I took last week off, and then started this week with the grand intentions of getting back into the swing of things and posting every day again. And then the phone rang.
You know how sometimes you get some sort of news, and it swoops along and changes everything? This was one of those phone calls. It was the charter Montessori school that we applied to last spring. Rowan had been wait listed. Last we checked, he was 12 on the list, so we were pretty much resigned to it not happening.
But it did. They called on Monay offering him a spot, and at first I didn't know what to say. I mean, the poor guy has been at school since July 7th, and the Montessori school is on a traditional calendar. And this would be his 3rd school in as many years. But... but... but...
I freaked out a little and called Amy asking what I should do. I drove over to the elementary school, Niall and Eleri in tow, and asked them what I would have to do to withdraw him. What did they think? Was I crazy? I talked to his guidance counselor. We made a plan. And then I ran back home and packed a lunch to take back to his school so we could eat with him and give him the news.
I called John and made sure he was in agreement. I called the school and accepted the slot. I called Mom and Fran to give them then news. And the whole time running through the back of my mind was He got it. He got it. Thank you, God. Thank you, God. He got it! and I was crying because I was so happy.
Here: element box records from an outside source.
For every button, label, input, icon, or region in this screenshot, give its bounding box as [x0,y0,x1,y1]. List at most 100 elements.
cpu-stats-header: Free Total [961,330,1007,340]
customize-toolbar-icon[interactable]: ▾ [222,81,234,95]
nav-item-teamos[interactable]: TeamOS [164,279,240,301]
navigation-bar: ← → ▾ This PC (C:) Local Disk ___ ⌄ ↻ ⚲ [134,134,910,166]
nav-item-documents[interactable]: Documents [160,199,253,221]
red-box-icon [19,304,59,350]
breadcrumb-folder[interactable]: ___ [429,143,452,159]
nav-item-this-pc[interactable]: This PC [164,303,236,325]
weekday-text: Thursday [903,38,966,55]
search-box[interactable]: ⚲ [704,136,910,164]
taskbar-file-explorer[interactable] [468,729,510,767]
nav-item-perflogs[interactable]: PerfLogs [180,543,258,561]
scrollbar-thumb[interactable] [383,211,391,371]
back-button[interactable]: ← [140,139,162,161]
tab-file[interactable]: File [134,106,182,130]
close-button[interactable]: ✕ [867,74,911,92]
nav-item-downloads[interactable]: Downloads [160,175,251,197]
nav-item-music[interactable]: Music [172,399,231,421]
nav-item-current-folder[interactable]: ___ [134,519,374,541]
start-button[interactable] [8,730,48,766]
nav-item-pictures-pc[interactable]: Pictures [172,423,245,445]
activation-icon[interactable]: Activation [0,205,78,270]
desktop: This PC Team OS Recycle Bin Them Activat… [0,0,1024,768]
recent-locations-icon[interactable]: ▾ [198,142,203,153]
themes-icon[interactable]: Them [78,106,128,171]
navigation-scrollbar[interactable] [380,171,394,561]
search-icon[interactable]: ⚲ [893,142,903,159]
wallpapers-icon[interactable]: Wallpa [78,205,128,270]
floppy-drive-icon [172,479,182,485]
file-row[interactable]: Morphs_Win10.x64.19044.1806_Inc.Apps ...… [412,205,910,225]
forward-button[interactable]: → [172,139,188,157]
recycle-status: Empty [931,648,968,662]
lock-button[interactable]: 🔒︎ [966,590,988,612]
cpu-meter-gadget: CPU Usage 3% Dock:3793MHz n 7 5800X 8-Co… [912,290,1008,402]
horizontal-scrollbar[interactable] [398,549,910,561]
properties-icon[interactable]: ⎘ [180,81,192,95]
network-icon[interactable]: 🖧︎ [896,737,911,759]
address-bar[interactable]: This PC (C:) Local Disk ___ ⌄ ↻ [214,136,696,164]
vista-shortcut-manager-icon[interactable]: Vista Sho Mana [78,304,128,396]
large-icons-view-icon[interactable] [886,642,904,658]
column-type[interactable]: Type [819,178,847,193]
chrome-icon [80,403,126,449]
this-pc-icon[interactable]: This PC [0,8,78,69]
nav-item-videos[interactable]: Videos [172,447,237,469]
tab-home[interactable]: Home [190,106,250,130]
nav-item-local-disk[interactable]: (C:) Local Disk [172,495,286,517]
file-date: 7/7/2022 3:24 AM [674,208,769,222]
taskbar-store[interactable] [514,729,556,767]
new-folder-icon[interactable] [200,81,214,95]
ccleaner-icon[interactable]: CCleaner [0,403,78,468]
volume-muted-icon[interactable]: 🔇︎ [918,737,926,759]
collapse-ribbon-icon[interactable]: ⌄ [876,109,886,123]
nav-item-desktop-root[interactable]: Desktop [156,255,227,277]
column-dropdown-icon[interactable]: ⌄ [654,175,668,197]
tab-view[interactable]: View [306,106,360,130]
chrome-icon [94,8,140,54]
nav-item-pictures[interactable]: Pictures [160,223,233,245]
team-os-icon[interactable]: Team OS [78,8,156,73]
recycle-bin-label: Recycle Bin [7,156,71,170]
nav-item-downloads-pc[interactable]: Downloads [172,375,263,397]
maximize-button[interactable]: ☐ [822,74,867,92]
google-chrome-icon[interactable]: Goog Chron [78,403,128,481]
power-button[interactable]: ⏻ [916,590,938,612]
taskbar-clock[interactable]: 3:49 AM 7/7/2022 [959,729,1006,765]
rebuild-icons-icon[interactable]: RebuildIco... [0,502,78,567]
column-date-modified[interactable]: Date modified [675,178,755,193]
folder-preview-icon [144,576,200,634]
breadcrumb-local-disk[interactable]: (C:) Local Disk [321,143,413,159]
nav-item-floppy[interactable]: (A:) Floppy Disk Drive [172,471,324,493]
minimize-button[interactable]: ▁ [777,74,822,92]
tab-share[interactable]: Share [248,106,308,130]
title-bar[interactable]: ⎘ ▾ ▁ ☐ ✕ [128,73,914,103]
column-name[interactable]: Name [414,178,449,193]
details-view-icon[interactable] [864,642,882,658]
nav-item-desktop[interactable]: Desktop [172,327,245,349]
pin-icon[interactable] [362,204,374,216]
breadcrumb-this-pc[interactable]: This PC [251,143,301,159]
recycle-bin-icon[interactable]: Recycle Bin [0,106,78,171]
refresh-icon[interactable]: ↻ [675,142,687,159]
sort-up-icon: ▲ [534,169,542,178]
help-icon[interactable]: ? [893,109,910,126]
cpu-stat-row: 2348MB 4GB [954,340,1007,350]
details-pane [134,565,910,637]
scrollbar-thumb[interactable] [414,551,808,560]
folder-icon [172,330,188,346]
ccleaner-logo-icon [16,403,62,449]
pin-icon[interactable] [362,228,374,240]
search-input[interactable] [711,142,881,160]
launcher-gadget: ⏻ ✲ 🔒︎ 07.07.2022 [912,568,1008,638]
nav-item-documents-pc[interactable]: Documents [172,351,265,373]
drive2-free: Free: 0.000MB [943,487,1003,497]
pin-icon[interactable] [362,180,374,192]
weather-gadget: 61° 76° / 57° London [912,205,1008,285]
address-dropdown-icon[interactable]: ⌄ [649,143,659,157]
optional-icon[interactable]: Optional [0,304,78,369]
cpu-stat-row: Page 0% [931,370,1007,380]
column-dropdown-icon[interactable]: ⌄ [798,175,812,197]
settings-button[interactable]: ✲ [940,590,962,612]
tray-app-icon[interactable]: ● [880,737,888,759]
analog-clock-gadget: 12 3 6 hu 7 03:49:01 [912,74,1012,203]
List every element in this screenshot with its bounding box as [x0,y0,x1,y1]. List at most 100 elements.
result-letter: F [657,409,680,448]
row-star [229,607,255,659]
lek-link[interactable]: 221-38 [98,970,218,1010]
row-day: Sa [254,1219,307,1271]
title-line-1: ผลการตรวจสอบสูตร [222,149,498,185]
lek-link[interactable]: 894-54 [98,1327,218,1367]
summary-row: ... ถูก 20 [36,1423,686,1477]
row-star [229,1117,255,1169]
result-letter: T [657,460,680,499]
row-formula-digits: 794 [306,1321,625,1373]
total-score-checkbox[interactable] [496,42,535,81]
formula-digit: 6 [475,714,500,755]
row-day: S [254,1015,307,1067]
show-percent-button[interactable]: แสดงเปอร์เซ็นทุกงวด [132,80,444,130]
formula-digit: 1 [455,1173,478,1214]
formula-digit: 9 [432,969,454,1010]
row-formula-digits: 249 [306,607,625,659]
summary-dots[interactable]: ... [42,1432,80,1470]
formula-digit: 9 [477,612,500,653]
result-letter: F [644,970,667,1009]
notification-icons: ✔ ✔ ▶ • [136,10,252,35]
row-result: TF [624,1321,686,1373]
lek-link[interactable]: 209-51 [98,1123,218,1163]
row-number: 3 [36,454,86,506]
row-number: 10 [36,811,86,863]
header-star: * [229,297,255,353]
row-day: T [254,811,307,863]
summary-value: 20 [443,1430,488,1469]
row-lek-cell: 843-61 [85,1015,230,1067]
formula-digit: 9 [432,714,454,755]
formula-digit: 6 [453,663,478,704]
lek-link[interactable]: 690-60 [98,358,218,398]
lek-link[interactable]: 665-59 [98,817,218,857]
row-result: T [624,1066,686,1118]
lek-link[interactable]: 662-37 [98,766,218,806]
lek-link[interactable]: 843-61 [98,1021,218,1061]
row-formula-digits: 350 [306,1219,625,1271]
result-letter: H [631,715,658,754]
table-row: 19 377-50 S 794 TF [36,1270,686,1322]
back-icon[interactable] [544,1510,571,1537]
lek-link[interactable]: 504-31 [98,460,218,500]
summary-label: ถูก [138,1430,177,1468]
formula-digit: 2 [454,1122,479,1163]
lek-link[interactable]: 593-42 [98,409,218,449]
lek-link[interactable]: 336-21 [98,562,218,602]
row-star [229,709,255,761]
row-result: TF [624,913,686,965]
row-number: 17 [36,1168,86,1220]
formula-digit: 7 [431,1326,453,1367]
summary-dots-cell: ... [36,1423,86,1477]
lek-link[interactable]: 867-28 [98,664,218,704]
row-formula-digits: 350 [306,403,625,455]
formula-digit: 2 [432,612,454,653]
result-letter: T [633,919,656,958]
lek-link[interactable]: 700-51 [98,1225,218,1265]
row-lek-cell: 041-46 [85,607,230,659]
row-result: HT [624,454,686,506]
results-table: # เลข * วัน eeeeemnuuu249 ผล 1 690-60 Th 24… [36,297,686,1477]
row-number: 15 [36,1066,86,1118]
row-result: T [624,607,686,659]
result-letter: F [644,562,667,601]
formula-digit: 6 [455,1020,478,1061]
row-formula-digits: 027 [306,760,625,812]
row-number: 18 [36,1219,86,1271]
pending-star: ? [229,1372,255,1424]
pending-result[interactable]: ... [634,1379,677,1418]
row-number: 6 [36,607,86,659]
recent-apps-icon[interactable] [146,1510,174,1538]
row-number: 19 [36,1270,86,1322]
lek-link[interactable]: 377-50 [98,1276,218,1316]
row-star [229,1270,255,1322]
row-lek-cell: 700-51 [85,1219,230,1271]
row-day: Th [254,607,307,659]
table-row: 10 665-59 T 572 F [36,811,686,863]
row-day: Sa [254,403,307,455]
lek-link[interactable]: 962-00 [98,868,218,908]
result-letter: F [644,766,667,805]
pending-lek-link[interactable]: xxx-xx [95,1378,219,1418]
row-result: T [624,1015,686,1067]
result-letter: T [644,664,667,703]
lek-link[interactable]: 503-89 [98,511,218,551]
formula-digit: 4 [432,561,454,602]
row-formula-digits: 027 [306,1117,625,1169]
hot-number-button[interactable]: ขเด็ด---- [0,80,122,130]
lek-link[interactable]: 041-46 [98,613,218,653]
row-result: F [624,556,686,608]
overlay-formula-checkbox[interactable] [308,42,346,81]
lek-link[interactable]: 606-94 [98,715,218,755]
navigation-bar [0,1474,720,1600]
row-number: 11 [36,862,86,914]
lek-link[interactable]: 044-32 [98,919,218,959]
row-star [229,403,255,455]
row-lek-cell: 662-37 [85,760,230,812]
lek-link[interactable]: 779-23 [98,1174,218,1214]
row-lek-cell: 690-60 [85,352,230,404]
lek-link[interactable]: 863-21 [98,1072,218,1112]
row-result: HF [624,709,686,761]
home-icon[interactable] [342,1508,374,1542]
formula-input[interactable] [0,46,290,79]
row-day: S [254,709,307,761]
It threw me all in a spin. I forgot the grocery store. I forgot to get refills at the pharmacy. I forgot about the laundry and the bathroom and every other thing. And Tuesday I was driving over to the new school to pick up paper work, and still walking around in a daze of thanks and happiness and well being. And Wednesday was his last day at the elementary school (this was the plan we agreed on) because it was early release day and we were keeping the neighbor kids for the afternoon until their Mom could get home. And Thursday was going to the Walmart and getting some of his new school supplies (like a clipboard and construction paper and... and... and...) and forgetting once again to buy food because - YAY! School!
It's difficult to comprehend unless you've seen him. How much this means for how he learns and how terribly bright he is and how the drudgery of worksheets and centers (OH the horrid CENTERS) were killing his little sense of self. It's an answer to prayer.
And so we ate pizza one night and KFC one night and hot dogs one night... because I kept forgetting that we still needed to eat in all the fog of new and thanks and Rowan is home from school because he's on break now because his new school doesn't start until the end of the month.
Is it any wonder I didn't remember a thing about a piddly little blog?